Fusobacterium nucleatum, found in the oral cavity, influences the progression of gastrointestinal cancers. Additionally, our previous results suggested that F. nucleatum is associated with poor patient prognosis in esophageal squamous cell carcinoma (ESCC). However, the mechanism by which F. nucleatum affects aggressive tumor behavior has yet to be elucidated. We have conducted this clinical, in vitro, and in vivo study to clarify the mechanism of ESCC progression induced by F. nucleatum.

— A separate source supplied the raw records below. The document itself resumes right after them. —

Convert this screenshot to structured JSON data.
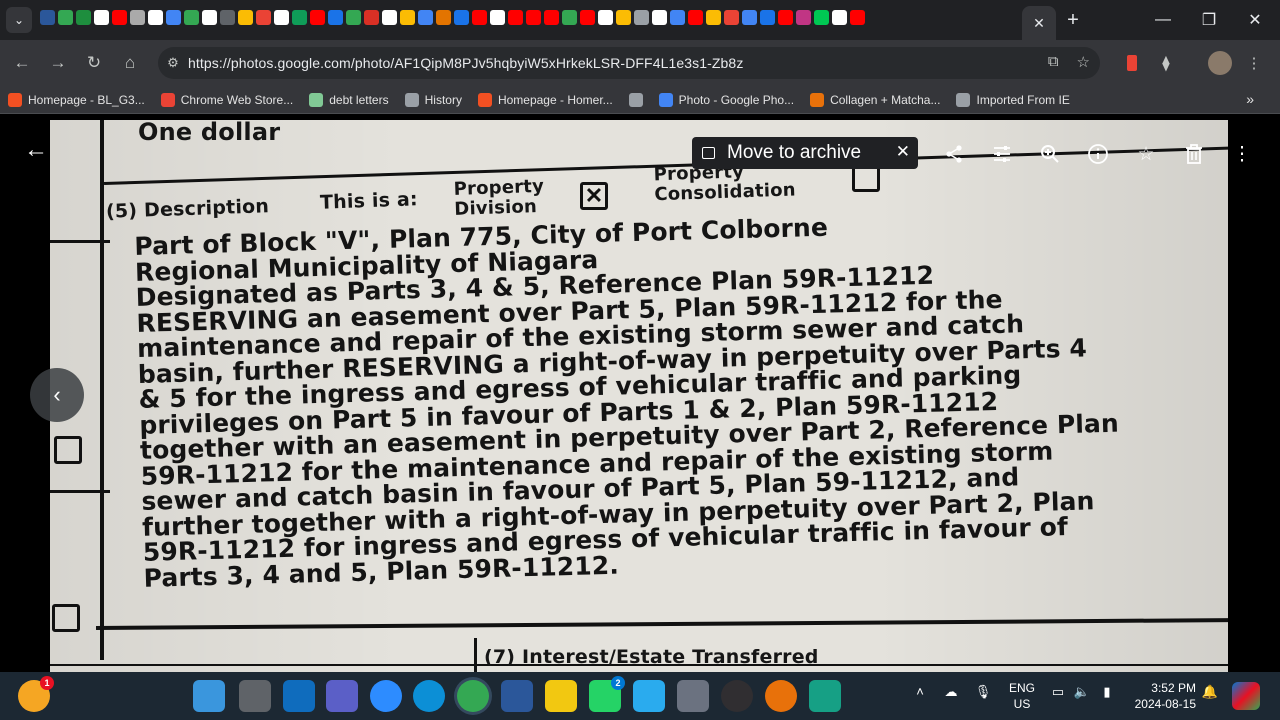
{
  "browser": {
    "active_tab_close": "✕",
    "new_tab": "+",
    "favicon_colors": [
      "#2b579a",
      "#34a853",
      "#1e8e3e",
      "#ffffff",
      "#ff0000",
      "#aaaaaa",
      "#ffffff",
      "#4285f4",
      "#34a853",
      "#ffffff",
      "#5f6368",
      "#fbbc04",
      "#ea4335",
      "#ffffff",
      "#0f9d58",
      "#ff0000",
      "#1a73e8",
      "#34a853",
      "#d93025",
      "#ffffff",
      "#fbbc04",
      "#4285f4",
      "#e37400",
      "#1a73e8",
      "#ff0000",
      "#ffffff",
      "#ff0000",
      "#ff0000",
      "#ff0000",
      "#34a853",
      "#ff0000",
      "#ffffff",
      "#fbbc04",
      "#9aa0a6",
      "#ffffff",
      "#4285f4",
      "#ff0000",
      "#fbbc04",
      "#ea4335",
      "#4285f4",
      "#1a73e8",
      "#ff0000",
      "#c13584",
      "#00c853",
      "#ffffff",
      "#ff0000"
    ],
    "url_host": "https://photos.google.com",
    "url_path": "/photo/AF1QipM8PJv5hqbyiW5xHrkekLSR-DFF4L1e3s1-Zb8z",
    "window_controls": {
      "minimize": "—",
      "restore": "❐",
      "close": "✕"
    }
  },
  "bookmarks": [
    {
      "label": "Homepage - BL_G3...",
      "color": "#f25022"
    },
    {
      "label": "Chrome Web Store...",
      "color": "#ea4335"
    },
    {
      "label": "debt letters",
      "color": "#81c995"
    },
    {
      "label": "History",
      "color": "#9aa0a6"
    },
    {
      "label": "Homepage - Homer...",
      "color": "#f25022"
    },
    {
      "label": "",
      "color": "#9aa0a6"
    },
    {
      "label": "Photo - Google Pho...",
      "color": "#4285f4"
    },
    {
      "label": "Collagen + Matcha...",
      "color": "#e8710a"
    },
    {
      "label": "Imported From IE",
      "color": "#9aa0a6"
    }
  ],
  "bookmarks_more": "»",
  "photo_viewer": {
    "back": "←",
    "prev": "‹",
    "archive_label": "Move to archive",
    "archive_close": "✕",
    "tools": [
      "share-icon",
      "edit-icon",
      "zoom-icon",
      "info-icon",
      "favorite-icon",
      "delete-icon",
      "more-icon"
    ]
  },
  "document": {
    "top_text": "One dollar",
    "section_label": "(5) Description",
    "this_is_a": "This is a:",
    "option_1": "Property Division",
    "option_2": "Property Consolidation",
    "checked_mark": "✕",
    "body_lines": [
      "Part of Block \"V\", Plan 775, City of Port Colborne",
      "Regional Municipality of Niagara",
      "Designated as Parts 3, 4 & 5, Reference Plan 59R-11212",
      "RESERVING an easement over Part 5, Plan 59R-11212 for the",
      "maintenance and repair of the existing storm sewer and catch",
      "basin, further RESERVING a right-of-way in perpetuity over Parts 4",
      "& 5 for the ingress and egress of vehicular traffic and parking",
      "privileges on Part 5 in favour of Parts 1 & 2, Plan 59R-11212",
      "together with an easement in perpetuity over Part 2, Reference Plan",
      "59R-11212 for the maintenance and repair of the existing storm",
      "sewer and catch basin in favour of Part 5, Plan 59-11212, and",
      "further together with a right-of-way in perpetuity over Part 2, Plan",
      "59R-11212 for ingress and egress of vehicular traffic in favour of",
      "Parts 3, 4 and 5, Plan 59R-11212."
    ],
    "next_section": "(7) Interest/Estate Transferred"
  },
  "taskbar": {
    "weather_badge": "1",
    "apps": [
      {
        "name": "start",
        "color": "#3a96dd"
      },
      {
        "name": "task-view",
        "color": "#5f6368"
      },
      {
        "name": "onedrive",
        "color": "#0f6cbd"
      },
      {
        "name": "teams",
        "color": "#5b5fc7"
      },
      {
        "name": "zoom",
        "color": "#2d8cff"
      },
      {
        "name": "edge",
        "color": "#0c8fd6"
      },
      {
        "name": "chrome",
        "color": "#34a853"
      },
      {
        "name": "word",
        "color": "#2b579a"
      },
      {
        "name": "file-explorer",
        "color": "#f2c811"
      },
      {
        "name": "whatsapp",
        "color": "#25d366"
      },
      {
        "name": "telegram",
        "color": "#2aabee"
      },
      {
        "name": "device",
        "color": "#6b7280"
      },
      {
        "name": "obs",
        "color": "#302e31"
      },
      {
        "name": "app-red",
        "color": "#e8710a"
      },
      {
        "name": "app-teal",
        "color": "#16a085"
      }
    ],
    "whatsapp_badge": "2",
    "lang_1": "ENG",
    "lang_2": "US",
    "time": "3:52 PM",
    "date": "2024-08-15"
  }
}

Transmission electron microscopy revealed that F. nucleatum invaded and occupied ESCC cells and impacted gene and protein expression. Comprehensive mRNA expression and pathway enrichment analyses of F. nucleatum-treated ESCC cells identified the “NF-κB” and “NOD-like receptor” signaling pathways as enriched. We confirmed the relationship between the presence of F. nucleatum and NF-κB activation in resected ESCC tissues. Furthermore, F. nucleatum-treated ESCC cells demonstrated enhanced growth ability, and NF-κB activation, as well as overexpression of NOD1 and phosphorylated RIPK2. Furthermore, treated cells showed accelerated tumor growth, with NF-κB activation in xenograft models. F. nucleatum invaded ESCC cells and induced the NF-κB pathway through the NOD1/RIPK2 pathway, leading to tumor progression. •Fusobacterium nucleatum (F. nucleatum) is associated with poor patient prognosis in esophageal squamous cell carcinoma.•We demonstrated that F. nucleatum invades esophageal cancer cells and activates the NF-κB pathway, leading to in vitro and in vivo tumor progression.•NF-κB activation by F. nucleatum is mediated by nucleotide oligomerization domain 1 (NOD1) and receptor-interacting protein kinase 2 (RIPK2).